In most organisations change takes place at five levels:

 

1. ASSET LEVEL: For industrial organisations assets are the buildings, computer systems, production lines, the fleet of company cars and the photocopier. For a professional service firm it is their people. This is such basic change as buying a new photocopier. However, some people may insist on keeping the old copier because they are used to it.

 

2. ROAD MAP LEVEL: This is plans, systems and processes that enable organisations to go from A to B and actually navigate through the jungles of commerce throughout its lifetime. The road map also includes, policies, procedures, code of conduct, scripts and every piece of information that can be codified into written documents. Change at this level seems to be easy, but at this level we don’t know whether or not people are interested in changing at all.

 

3. CAPABILITY LEVEL: This is the skills and competencies of the people organisations employ to produce what they produce. This includes both explicit (learnt through memorising information) and tacit (intuition, finesse, gut feeling, “trench work.” Basically cellular level knowledge) experience. Two police officers can have the same level of explicit knowledge, but the one who has personally led numerous raids on drug operations where the bullets were flying has significantly more tacit experience.

 

This is why it is huge mistake to hire people (employees, contractors or advisors) based on resumes (explicit knowledge).

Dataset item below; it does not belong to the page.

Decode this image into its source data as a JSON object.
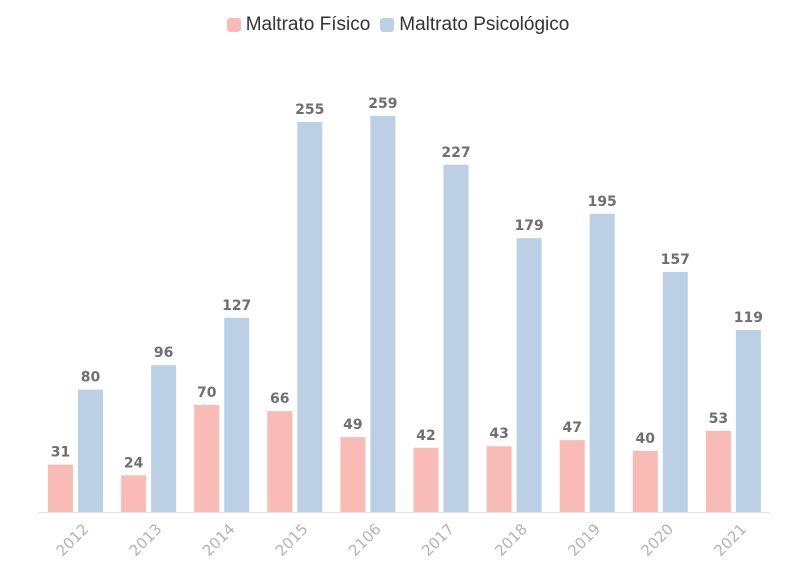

I dare to say Donald Trump’s assistant knows more about real estate than most realtors out there who are certified to the hilt and registered with every association that has something to do with real estate. The person can be explicitly amazing but tacitly amazingly incompetent. Your expertise is about 20% explicit knowledge and 80% of tacit information (intuition and gut feeling, trench work, basically cellular level knowledge).

 

The mistake here is that by sending people to training courses, managers expect instant performance improvement from their people as soon as they return from the course. But people do need time to turn the new information into new skills. For a doctor a fairly long time goes by between the first anatomy lesson at medical school and the first real heart surgery. I’ve never come across a doctor who can operate on people one day after graduation. A law school graduate must be invited to the bar to practise. It can only happen in the world of commerce that after graduation a freshly minted MBA demands, and often receives a senior management position with a corner office a personal secretary, some mind-numbing bonuses (on what?) and a company Mercedes.

 

4. INTENTION LEVEL: This is the major driving force behind and change initiative. It is fairly easy to change things, but changing people is a horse of a different colour altogether. We have discussed many times how important it is to align organisational objectives and strategies with personal goals, and this is the perfect place to see this alignment in operation. When it exists, people buy into the change relatively easily (All right, let’s factor in the general fear of change), especially if they see that everyone around them will go through the same change process.

 

For every desire for change there is an opposing desire of keeping things the same. At this point the best thing you can do is to find the pros and cons for both situations.

 

5. VISION LEVEL: This is really the essence of the change effort. Many people say “I want to start exercising”, but only a very few, who actually start, have overarching reasons, let’s call it visions, to actually get started and maintain it in the long run. I know a company that espouses on its website that they are the best IT firm in the vicinity, while the president is encouraging people to do half-repairs, so they can return and milk clients over and over again. He himself lives pretty high on the hog and works hard on how to explain to his people why there is no pay increase and, again, the company can’t afford to pay bonuses. Basically, he is a rotten lying SOB.